MedEvo Simulado — Prova 2026
Homem, 65 anos, com diagnóstico de insuficiência cardíaca de etiologia isquêmica e fração de ejeção do ventrículo esquerdo de 30%, comparece à consulta ambulatorial. Relata que, apesar do uso regular de suas medicações, ainda apresenta dispneia ao subir dois lances de escada (classe funcional NYHA III). O esquema terapêutico atual consiste em enalapril 10 mg a cada 12 horas, carvedilol 25 mg a cada 12 horas e espironolactona 25 mg ao dia. Ao exame físico, apresenta-se em bom estado geral, eupneico, com pressão arterial de 104 x 66 mmHg e frequência cardíaca de 76 batimentos por minuto (ritmo sinusal). A ausculta cardíaca revela presença de terceira bulha (B3), sem sopros. Não há edema de membros inferiores ou estase jugular. Exames laboratoriais recentes mostram creatinina de 1,2 mg/dL, potássio de 4,4 mEq/L e taxa de filtração glomerular estimada de 62 mL/min/1,73m². Considerando a necessidade de otimização terapêutica visando à redução de mortalidade e hospitalizações, qual a conduta mais adequada?
ICFER sintomática (NYHA II-IV) → Adicionar iSGLT2 (Dapa/Empa) independente de diabetes.
Os inibidores de SGLT2 (dapagliflozina ou empagliflozina) são agora pilares fundamentais no tratamento da ICFER, devendo ser adicionados à terapia tripla padrão para reduzir mortalidade e hospitalizações.

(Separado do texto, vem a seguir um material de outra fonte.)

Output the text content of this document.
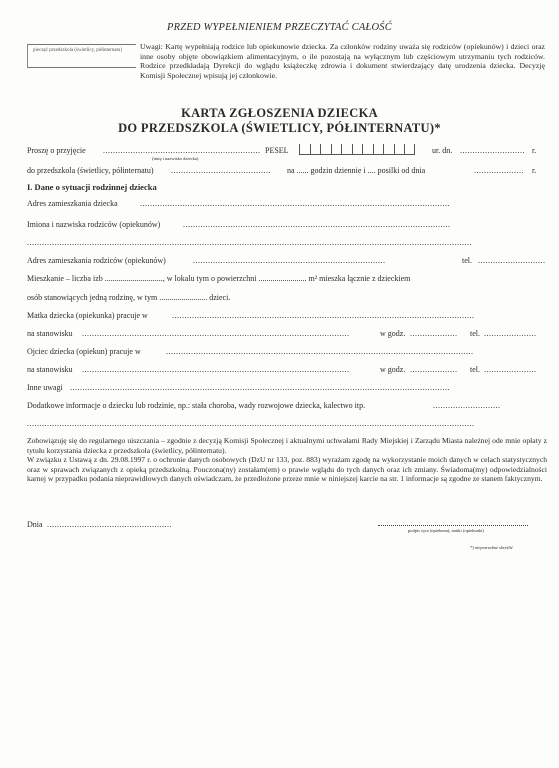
PRZED WYPEŁNIENIEM PRZECZYTAĆ CAŁOŚĆ
pieczęć przedszkola (świetlicy, półinternatu) Uwagi: Kartę wypełniają rodzice lub opiekunowie dziecka. Za członków rodziny uważa się rodziców (opiekunów) i dzieci oraz inne osoby objęte obowiązkiem alimentacyjnym, o ile pozostają na wyłącznym lub częściowym utrzymaniu tych rodziców. Rodzice przedkładają Dyrekcji do wglądu książeczkę zdrowia i dokument stwierdzający datę urodzenia dziecka. Decyzję Komisji Społecznej wpisują jej członkowie.
KARTA ZGŁOSZENIA DZIECKA
DO PRZEDSZKOLA (ŚWIETLICY, PÓŁINTERNATU)*
Proszę o przyjęcie ............................................................... PESEL	ur. dn. .......................... r.
(imię i nazwisko dziecka)
do przedszkola (świetlicy, półinternatu) ........................................ na ...... godzin dziennie i .... posilki od dnia	.................... r.
I. Dane o sytuacji rodzinnej dziecka
Adres zamieszkania dziecka	............................................................................................................................
Imiona i nazwiska rodziców (opiekunów)	...........................................................................................................
..................................................................................................................................................................................
Adres zamieszkania rodziców (opiekunów)	.............................................................................	tel. ...........................
Mieszkanie – liczba izb ............................., w lokalu tym o powierzchni ........................ m² mieszka łącznie z dzieckiem
osób stanowiących jedną rodzinę, w tym ........................ dzieci.
Matka dziecka (opiekunka) pracuje w	.........................................................................................................................
na stanowisku ...........................................................................................................	w godz. ................... tel. .....................
Ojciec dziecka (opiekun) pracuje w	...........................................................................................................................
na stanowisku ...........................................................................................................	w godz. ................... tel. .....................
Inne uwagi ........................................................................................................................................................
Dodatkowe informacje o dziecku lub rodzinie, np.: stała choroba, wady rozwojowe dziecka, kalectwo itp.	...........................
...................................................................................................................................................................................
Zobowiązuję się do regularnego uiszczania – zgodnie z decyzją Komisji Społecznej i aktualnymi uchwałami Rady Miejskiej i Zarządu Miasta należnej ode mnie opłaty z tytułu korzystania dziecka z przedszkola (świetlicy, półinternatu).
W związku z Ustawą z dn. 29.08.1997 r. o ochronie danych osobowych (DzU nr 133, poz. 883) wyrażam zgodę na wykorzystanie moich danych w celach statystycznych oraz w sprawach związanych z opieką przedszkolną. Pouczona(ny) zostałam(em) o prawie wglądu do tych danych oraz ich zmiany. Świadoma(my) odpowiedzialności karnej w przypadku podania nieprawidłowych danych oświadczam, że przedłożone przeze mnie w niniejszej karcie na str. 1 informacje są zgodne ze stanem faktycznym.
Dnia ..................................................
podpis ojca (opiekuna), matki (opiekunki)
*) niepotrzebne skreślić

O tratamento da Insuficiência Cardíaca com Fração de Ejeção Reduzida (ICFER) sofreu uma mudança de paradigma nos últimos anos. Anteriormente baseada na progressão sequencial (IECA -> BB -> Antagonista de Mineralocorticoide), a estratégia atual preconiza a introdução precoce das quatro classes de drogas que comprovadamente reduzem a mortalidade: Beta-bloqueadores, Antagonistas do Receptor de Angiotensina/Inibidores da Neprilisina (ou IECA/BRA), Antagonistas do Receptor de Mineralocorticoide (Espironolactona) e Inibidores de SGLT2. No paciente descrito, ele já utiliza doses otimizadas de IECA, BB e Espironolactona, mas permanece em classe funcional NYHA III. A adição da Dapagliflozina é a conduta mais robusta baseada em evidências para melhorar o prognóstico. A função renal (TFG 62) e os níveis de potássio (4,4) estão dentro da faixa de segurança para essa intervenção. A troca para Sacubitril-Valsartana seria uma alternativa válida em um segundo momento, respeitando-se o washout, mas a introdução do iSGLT2 é uma prioridade de implementação imediata.
Grandes ensaios clínicos, como o DAPA-HF e o EMPEROR-Reduced, demonstraram que os inibidores de SGLT2 (Dapagliflozina e Empagliflozina) reduzem significativamente o risco de morte cardiovascular e o agravamento da insuficiência cardíaca, independentemente da presença de diabetes mellitus tipo 2. O benefício parece derivar de efeitos pleiotrópicos, incluindo melhora da função renal, redução da pré e pós-carga através de natriurese e glicosúria, e melhora do metabolismo energético miocárdico. Por isso, as diretrizes atuais os colocam como um dos quatro pilares obrigatórios (o 'quarteto fantástico') para pacientes com fração de ejeção ≤ 40%.
A substituição de um Inibidor da Enzima Conversora de Angiotensina (IECA), como o enalapril, por Sacubitril-Valsartana (INRA) exige obrigatoriamente um período de 'washout' de 36 horas. Esse intervalo é crucial para evitar o acúmulo excessivo de bradicinina, o que aumentaria drasticamente o risco de angioedema grave. No caso clínico apresentado, a introdução imediata do INRA sem mencionar o washout tornaria a alternativa incorreta. Além disso, a adição de um iSGLT2 pode ser feita de forma mais simples e imediata para complementar a terapia tripla já estabelecida.
A ivabradina é indicada para pacientes com ICFER (FEVE ≤ 35%), em ritmo sinusal, com frequência cardíaca mantida ≥ 70 bpm (ou ≥ 75 bpm dependendo da diretriz) apesar do uso de betabloqueador em dose máxima tolerada. No caso, o paciente tem FC de 76 bpm, mas a prioridade é fechar o quarteto terapêutico antes de considerar a ivabradina. A digoxina, por sua vez, é reservada para pacientes que permanecem sintomáticos apesar da terapia quádrupla otimizada ou para controle de frequência na fibrilação atrial, visando principalmente a redução de hospitalizações, sem impacto comprovado na mortalidade global.